Réalisé avec une caméra numérique, Bluff ne brille pas par la qualité de ses images, dont la précision n’est pas toujours au rendez-vous. On voit que le film n’a pas été tourné avec une pellicule 35 mm. Mais le scénario souvent brillant, les répliques amusantes, la musique tonique et joyeuse, l’excellent jeu des acteurs qui ont pris manifestement un plaisir fou à l’aventure, confèrent à ce Bluff un charme prenant.
On pense à Québec-Montréal de Ricardo Trogi, pour l’humour absurde et souvent grinçant, pour les nombreuses histoires entremêlées et la présence commune de trois acteurs dans les deux films: Isabelle Blais, Jean-Philippe Pearson et Pierre-François Legendre.
Dans un appartement qui se transforme au gré du temps, les mésaventures des locataires successifs s’entrecroisent pour dénouer une enquête.
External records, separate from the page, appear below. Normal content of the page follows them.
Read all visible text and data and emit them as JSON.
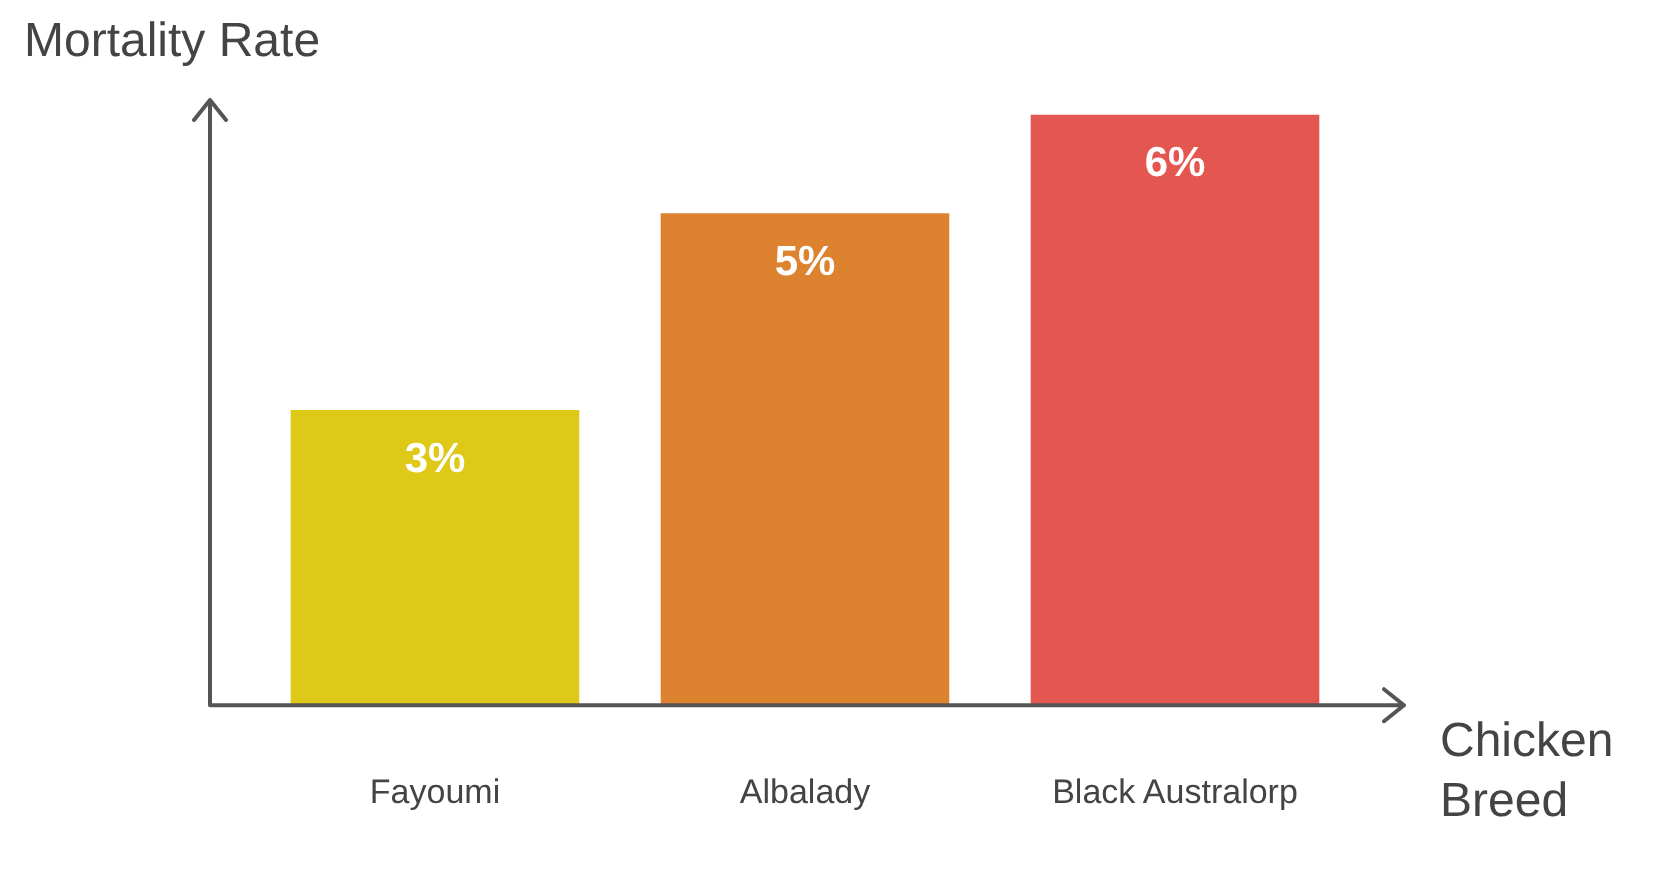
{
  "chart_data": {
    "type": "bar",
    "xlabel": "Chicken Breed",
    "ylabel": "Mortality Rate",
    "categories": [
      "Fayoumi",
      "Albalady",
      "Black Australorp"
    ],
    "values": [
      3,
      5,
      6
    ],
    "colors": [
      "#dfc918",
      "#dd8330",
      "#e35750"
    ],
    "value_labels": [
      "3%",
      "5%",
      "6%"
    ],
    "grid": false,
    "legend": false
  }
}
Un voleur (Marc Messier) organise un vol chez lui afin d’épater son partenaire; un jeune couple (Isabelle Blais, Alexis Martin) cherche un tableau perdu pour lequel un inconnu est prêt à payer cher; un boxeur retraité (Rémy Girard) affronte le nouveau fiancé de sa fille sur son ring domestique; un étalon (David La Haye) accepte d’être géniteur pour un couple dont l’homme (Emmanuel Bilodeau) est infertile; le propriétaire du logement (Raymond Bouchard) tente d’embobiner un ouvrier trop honnête; un éternel étudiant (Simon-Olivier Fecteau) refuse l’entrevue qui lui permettrait d’entrer sur le marché du travail. Tout cela et plus encore se joue en une unité de lieu, mais non de temps. On salue au passage la direction artistique, avec les métamorphoses si réussies de l’appartement, qui change de gueule d’une fois à l’autre.
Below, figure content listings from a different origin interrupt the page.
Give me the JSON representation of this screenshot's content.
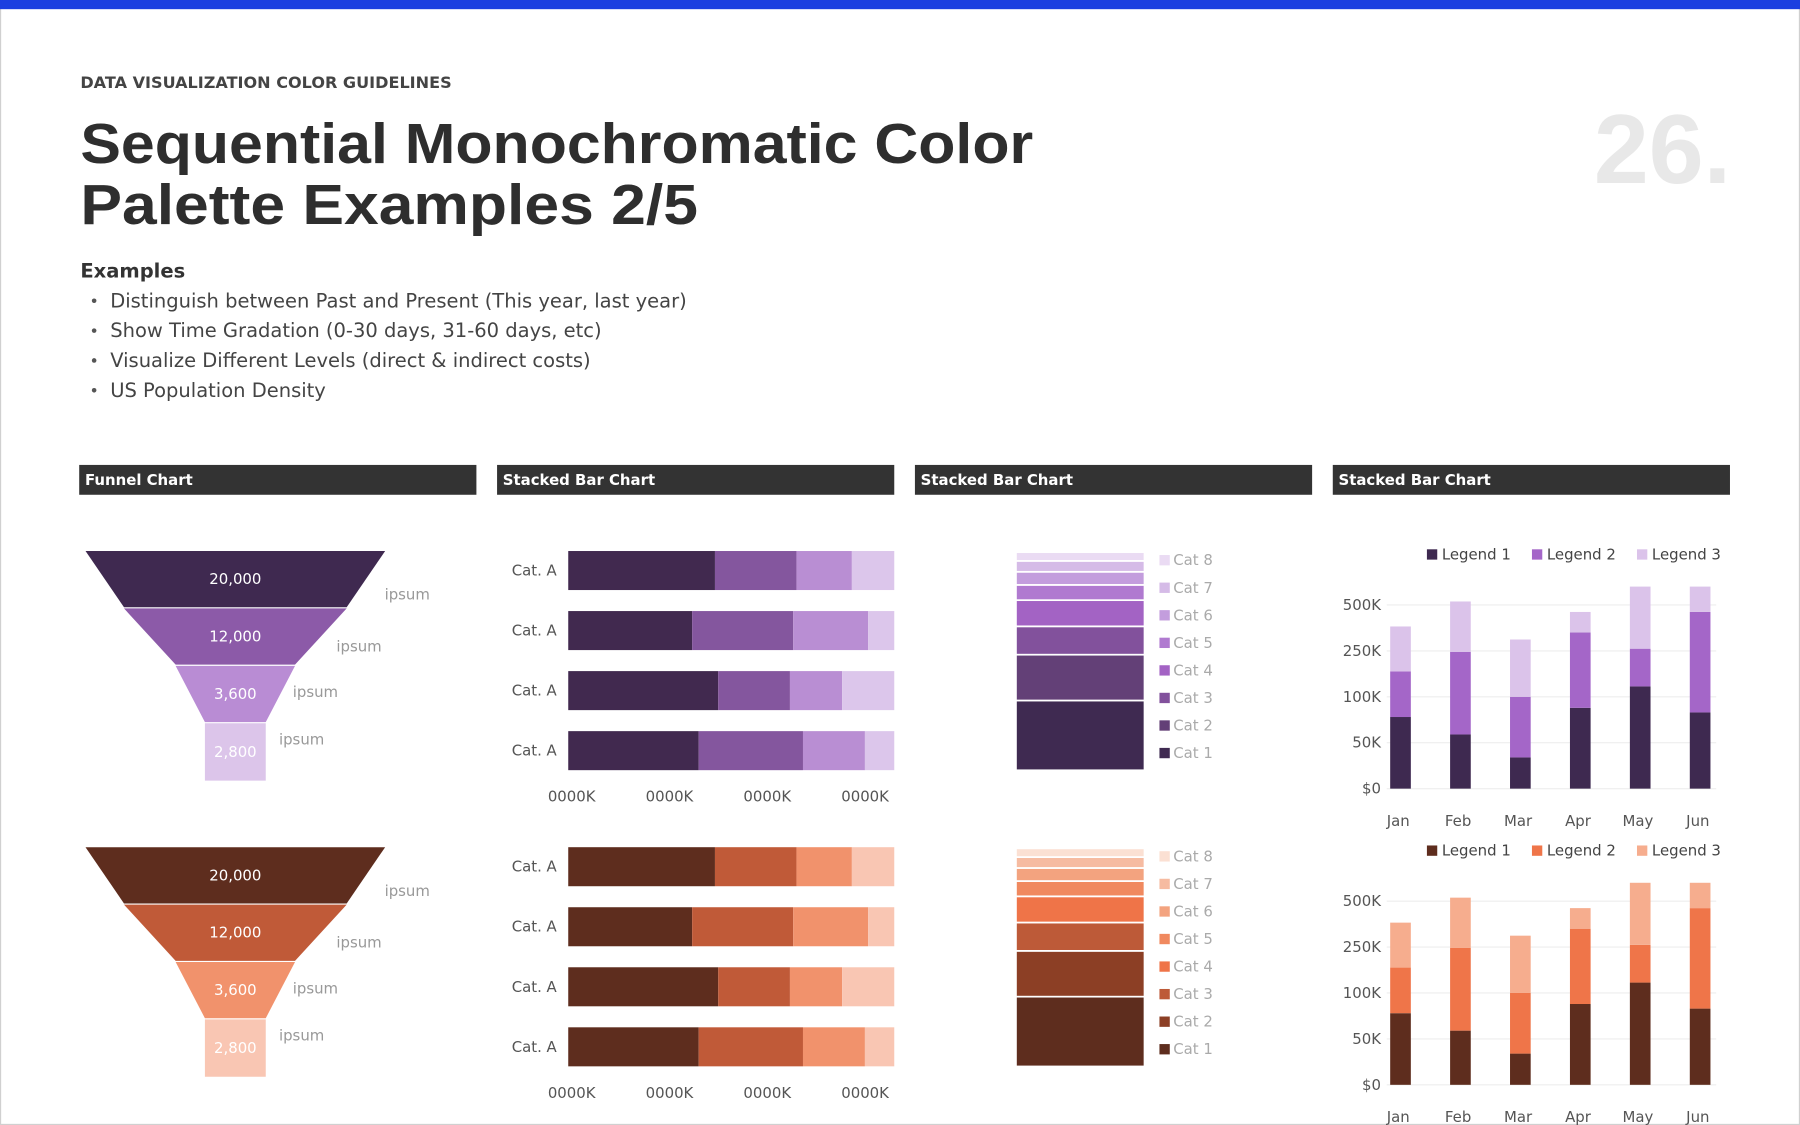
{
  "header": {
    "eyebrow": "DATA VISUALIZATION COLOR GUIDELINES",
    "title": [
      "Sequential Monochromatic Color",
      "Palette Examples 2/5"
    ],
    "page_number": "26."
  },
  "examples": {
    "heading": "Examples",
    "items": [
      "Distinguish between Past and Present (This year, last year)",
      "Show Time Gradation (0-30 days, 31-60 days, etc)",
      "Visualize Different Levels (direct & indirect costs)",
      "US Population Density"
    ]
  },
  "panels": [
    "Funnel Chart",
    "Stacked Bar Chart",
    "Stacked Bar Chart",
    "Stacked Bar Chart"
  ],
  "chart_data": [
    {
      "type": "funnel",
      "values": [
        20000,
        12000,
        3600,
        2800
      ],
      "value_labels": [
        "20,000",
        "12,000",
        "3,600",
        "2,800"
      ],
      "labels": [
        "ipsum",
        "ipsum",
        "ipsum",
        "ipsum"
      ],
      "colors": [
        "#3f2950",
        "#8c5aa8",
        "#b98cd4",
        "#dcc5ea"
      ]
    },
    {
      "type": "hbar",
      "categories": [
        "Cat. A",
        "Cat. A",
        "Cat. A",
        "Cat. A"
      ],
      "series": [
        {
          "color": "#41294f",
          "values": [
            45,
            38,
            46,
            40
          ]
        },
        {
          "color": "#84569e",
          "values": [
            25,
            31,
            22,
            32
          ]
        },
        {
          "color": "#b98ed3",
          "values": [
            17,
            23,
            16,
            19
          ]
        },
        {
          "color": "#dcc6eb",
          "values": [
            13,
            8,
            16,
            9
          ]
        }
      ],
      "xlim": [
        0,
        100
      ],
      "xticks": [
        {
          "value": 0,
          "label": "0000K"
        },
        {
          "value": 30,
          "label": "0000K"
        },
        {
          "value": 60,
          "label": "0000K"
        },
        {
          "value": 90,
          "label": "0000K"
        }
      ]
    },
    {
      "type": "stacked_column",
      "ylim": [
        0,
        100
      ],
      "series": [
        {
          "name": "Cat 1",
          "color": "#3f2a51",
          "values": [
            32
          ]
        },
        {
          "name": "Cat 2",
          "color": "#634077",
          "values": [
            21
          ]
        },
        {
          "name": "Cat 3",
          "color": "#82519c",
          "values": [
            13
          ]
        },
        {
          "name": "Cat 4",
          "color": "#a363c4",
          "values": [
            12
          ]
        },
        {
          "name": "Cat 5",
          "color": "#b07ad0",
          "values": [
            7
          ]
        },
        {
          "name": "Cat 6",
          "color": "#c39ddd",
          "values": [
            6
          ]
        },
        {
          "name": "Cat 7",
          "color": "#d5bbe7",
          "values": [
            5
          ]
        },
        {
          "name": "Cat 8",
          "color": "#eadbf3",
          "values": [
            4
          ]
        }
      ]
    },
    {
      "type": "stacked_bar",
      "categories": [
        "Jan",
        "Feb",
        "Mar",
        "Apr",
        "May",
        "Jun"
      ],
      "scale": "piecewise",
      "grid": true,
      "legend": "top",
      "ylim": [
        0,
        600000
      ],
      "yticks": [
        {
          "value": 0,
          "label": "$0"
        },
        {
          "value": 50000,
          "label": "50K"
        },
        {
          "value": 100000,
          "label": "100K"
        },
        {
          "value": 250000,
          "label": "250K"
        },
        {
          "value": 500000,
          "label": "500K"
        }
      ],
      "series": [
        {
          "name": "Legend 1",
          "color": "#3e2950",
          "values": [
            78000,
            59000,
            34000,
            88000,
            134000,
            83000
          ]
        },
        {
          "name": "Legend 2",
          "color": "#a466c8",
          "values": [
            105000,
            188000,
            66000,
            262000,
            128000,
            379000
          ]
        },
        {
          "name": "Legend 3",
          "color": "#dbc3ea",
          "values": [
            200000,
            272000,
            212000,
            112000,
            338000,
            138000
          ]
        }
      ]
    },
    {
      "type": "funnel",
      "values": [
        20000,
        12000,
        3600,
        2800
      ],
      "value_labels": [
        "20,000",
        "12,000",
        "3,600",
        "2,800"
      ],
      "labels": [
        "ipsum",
        "ipsum",
        "ipsum",
        "ipsum"
      ],
      "colors": [
        "#5e2d1e",
        "#c05a38",
        "#f1926c",
        "#f9c6b3"
      ]
    },
    {
      "type": "hbar",
      "categories": [
        "Cat. A",
        "Cat. A",
        "Cat. A",
        "Cat. A"
      ],
      "series": [
        {
          "color": "#5e2d1e",
          "values": [
            45,
            38,
            46,
            40
          ]
        },
        {
          "color": "#c05a38",
          "values": [
            25,
            31,
            22,
            32
          ]
        },
        {
          "color": "#f1926c",
          "values": [
            17,
            23,
            16,
            19
          ]
        },
        {
          "color": "#f9c6b3",
          "values": [
            13,
            8,
            16,
            9
          ]
        }
      ],
      "xlim": [
        0,
        100
      ],
      "xticks": [
        {
          "value": 0,
          "label": "0000K"
        },
        {
          "value": 30,
          "label": "0000K"
        },
        {
          "value": 60,
          "label": "0000K"
        },
        {
          "value": 90,
          "label": "0000K"
        }
      ]
    },
    {
      "type": "stacked_column",
      "ylim": [
        0,
        100
      ],
      "series": [
        {
          "name": "Cat 1",
          "color": "#5e2d1e",
          "values": [
            32
          ]
        },
        {
          "name": "Cat 2",
          "color": "#8c3f25",
          "values": [
            21
          ]
        },
        {
          "name": "Cat 3",
          "color": "#bd5a38",
          "values": [
            13
          ]
        },
        {
          "name": "Cat 4",
          "color": "#ef7448",
          "values": [
            12
          ]
        },
        {
          "name": "Cat 5",
          "color": "#f0895f",
          "values": [
            7
          ]
        },
        {
          "name": "Cat 6",
          "color": "#f3a37f",
          "values": [
            6
          ]
        },
        {
          "name": "Cat 7",
          "color": "#f6bba1",
          "values": [
            5
          ]
        },
        {
          "name": "Cat 8",
          "color": "#fbe0d3",
          "values": [
            4
          ]
        }
      ]
    },
    {
      "type": "stacked_bar",
      "categories": [
        "Jan",
        "Feb",
        "Mar",
        "Apr",
        "May",
        "Jun"
      ],
      "scale": "piecewise",
      "grid": true,
      "legend": "top",
      "ylim": [
        0,
        600000
      ],
      "yticks": [
        {
          "value": 0,
          "label": "$0"
        },
        {
          "value": 50000,
          "label": "50K"
        },
        {
          "value": 100000,
          "label": "100K"
        },
        {
          "value": 250000,
          "label": "250K"
        },
        {
          "value": 500000,
          "label": "500K"
        }
      ],
      "series": [
        {
          "name": "Legend 1",
          "color": "#5e2d1e",
          "values": [
            78000,
            59000,
            34000,
            88000,
            134000,
            83000
          ]
        },
        {
          "name": "Legend 2",
          "color": "#ef7549",
          "values": [
            105000,
            188000,
            66000,
            262000,
            128000,
            379000
          ]
        },
        {
          "name": "Legend 3",
          "color": "#f6ad8e",
          "values": [
            200000,
            272000,
            212000,
            112000,
            338000,
            138000
          ]
        }
      ]
    }
  ]
}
Certains segments sont très réussis: les voleurs, la quête du tableau, le combat de boxe, le proprio et son ouvrier. Rémy Girard et Marc Messier apparaissent particulièrement inspirés. Mais le numéro de l’étudiant stressé passe moins la rampe, sans doute parce que le personnage se retrouve trop souvent seul, sans interactions avec d’autres. Dans l’ensemble, cet appartement, chaque fois repeint et transformé, devient une piste de comédie fort rigolote et sympathique. Ce réjouissant Bluff, qui, mine de rien, offre un petit portrait décapant de société, culmine sur un bon punch inattendu.
Excellent morceau de départ pour un FFM dont le prochain défi est de remplir ses salles au long des dix prochains jours... et de retrouver aussi les faveurs de Téléfilm, bien entendu.